13) Could the Republican super delegates make the difference?  The Republican rules are vastly different than the Democratic rules.  Each state only has three automatic delegates (the state party chair and two RNC members).  That works out to about 5% of the convention (as opposed to around 18% on the Democratic side).  Additionally, some states bind their automatic delegates by the state-wide results.  I do not have a firm number on how many of the automatic delegates will be free agents at the convention.    Assuming that Trump gets 200+ delegates, the automatic delegates could potentially put the leading candidate between Cruz and Rubio over the top, but only if there is a clear leader between Cruz and Rubio.  If the Republican race is as close as the 2008 Democratic race, there would not be enough automatic delegates to make a difference.

14)  What should we be looking at to see what is happening?  In the first four states, I expect Iowa to come down to Cruz vs.
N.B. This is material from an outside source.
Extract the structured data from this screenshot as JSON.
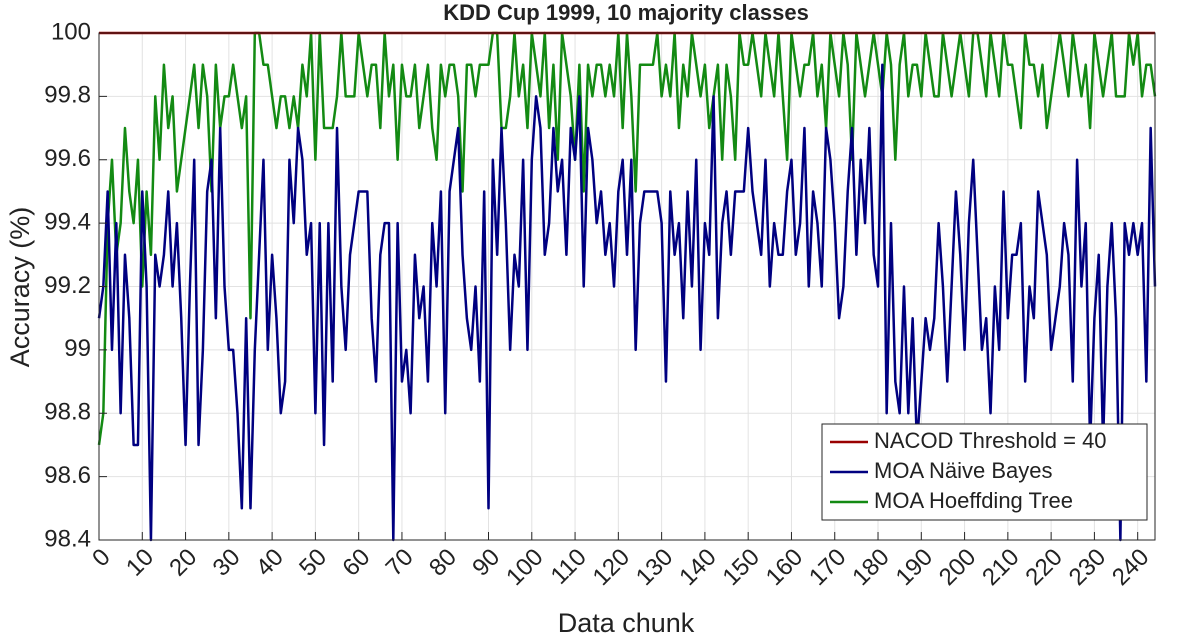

Trump.  I expect New Hampshire to come down to Trump vs. Rubio.  I expect Cruz to win South Carolina, and have no idea what to expect out of Nevada other than chaos.  The issue in the early states will be whether the other candidates do well enough to justify continuing.  Cruz should do well in the southern-dominated early March contests (but look to see how much of  a lead he is building).  The turning point of the race will be Florida, Ohio, and Arizona in mid-March.  Between the three of them, they have over 200 delegates at stake, winner-take-all.  If Rubio takes all three, he will be the nominee.  If Cruz takes all three, Rubio might have trouble continuing.  If Trump takes any of them, the likelihood of a brokered convention increases.

15) What should Democrats hope for?   Trump, Carson, and Cruz lasting as long as possible, with maybe even Cruz winning.  The longer that these three candidates pose a threat to Rubio (or somebody like Rubio if something dramatic happens to knock Rubio down), the more that Rubio will have to pander to the far right.  The more that Rubio has to pander to the far right, the harder it will be for Rubio to pivot back to the center.  While some emphasize how significant it would be for the Republicans to nominate a Latino candidate, both Cruz and Rubio are Cuban-Americans.  There has been a long-time split between the Cuban-American community (which has received preferential immigration status) and other Latinos.  Particularly, if getting the Republican nomination requires pandering to anti-immigrant sentiment in the Republican Party, neither Cruz nor Rubio would significantly improve the Republican chances with minority communities.